Homilia Tercer Domingo de Adviento



LECTURAS:

Is 35,1-6a.10

Sant 5,7-10

Mt 11,2-11

1. No es buen consejero el desierto para caminar hacia el futuro que viene. Las ardientes arenas pueden quemar no sólo los ojos haciéndoles caer en espejismos que no llevan a ninguna parte; también destruyen la esperanza, meten en el corazón las dudas que van royéndole poco a poco, que van destruyendo la posibilidad de empezar cada día a caminar, que dejan un interrogante ante el que viene a salvarnos. Y entonces la Palabra vuelve, un domingo más, a reforzar esas actitudes básicas sobre las que deben levantarse nuestras existencias de mujeres y hombres que viven en perpetuo adviento:

a) Isaías, el hombre de la esperanza, nos anuncia con palabras vibrantes la llegada de ese futuro nuevo, ese futuro en el que la creación volverá a ser como la mañana del primer día, en el que la humanidad descubrirá la inocencia de los inicios, en el que cada uno vivirá en la tierra prometida.

b) Pero, para llegar a ese futuro, necesitamos una esperanza paciente y vigilante: paciente, para no caer ni en la tentación de la violencia o el síndrome del futuro; vigilante, para no dormirse en la inercia y el no hacer nada. Se trata de poner en marcha una esperanza que mira al futuro desde un presente en el que aquel se va haciendo realidad.

c) Y esto sólo será posible si, como Juan el Bautista, reconocemos los signos de la presencia del que es nuestro futuro, de Jesús, el rostro humano de Dios, en medio de nosotros. Más aún, sólo será posible si intentamos hacer realidad esos signos en medio de nuestro mundo.

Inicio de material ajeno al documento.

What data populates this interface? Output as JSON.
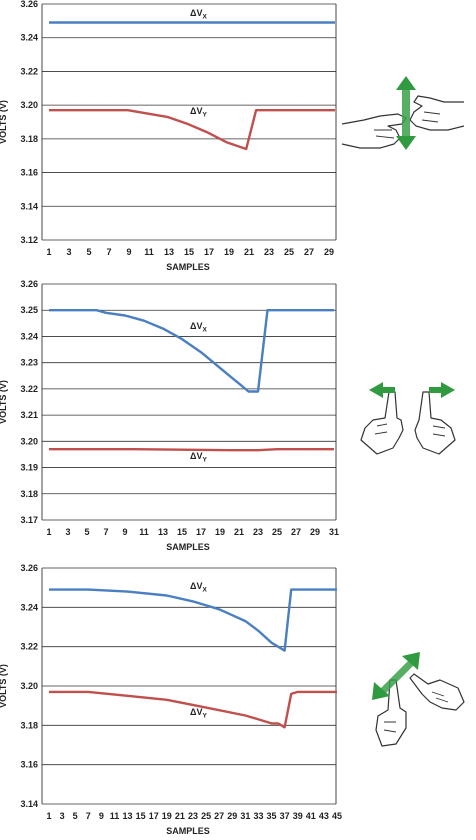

Porque vivir en y desde el adviento es esforzarse realmente por devolver la vista a los ciegos, los oídos a los sordos, la capacidad de movimiento a los paralíticos para que puedan ver, oír y caminar hacia el Salvador, el que constituye nuestro futuro.

2. Francisco, en su actitud existencial y creyente básica, es un testimonio vivo de lo que la Palabra nos anuncia: abre los ojos al presente, al aparente desierto por donde camina, pero no se deja quemar por las ardientes arenas ni engañar por los espejismos que se abren ante él:

a) La parábola de la “perfecta alegría” es ejemplo del creyente que, más allá de la oscuridad y sinsentido del presente, sabe descubrir o intuir un futuro de vida y de luz, de gracia y salvación que vencen a la muerte y la oscuridad, el pecado y la condena. Vive la certeza de que siempre ha de estar alegre no por lo bueno que pueda hacer (RnB 17,6), sino por lo que él, Dios, dice y hace en nosotros (Adm 20,1).

b) Ante los necesitados que encuentran en el camino (necesitados de ayuda material, pero sobre todo necesitados de sentido y esperanza, de alegría y ganas de seguir caminando), es capaz de comenzar a construir con ellos y para ellos el futuro usando la misericordia y la compasión (Test 2), anunciándoles que el Dios que viene a nuestro encuentro es “nuestro gozo y nuestra alegría” (AlD 4).

c) Desde aquí vive, más que sabe, que la venida del Señor, “Príncipe de la paz”, nos condiciona a la hora de anunciarlo y de vivirlo (OfP 15, 8; RB 3, 10.11), porque nos pide que, inermes ante la violencia de los demás (RnB 14, 2-5), seamos, como Juan Bautista, constructores de la paz desde el reconocimiento de la paternidad de Dios como fundamento de la fraternidad de los seres humanos (RnB 14,2).

3. Que, al celebrar ahora la Eucaristía, el banquete que el Padre prepara para todos sus hijos, experimentemos que en ella está la fuerza que necesitamos para el camino y la garantía de que el futuro anunciado en la Palabra viene decididamente hacia nosotros.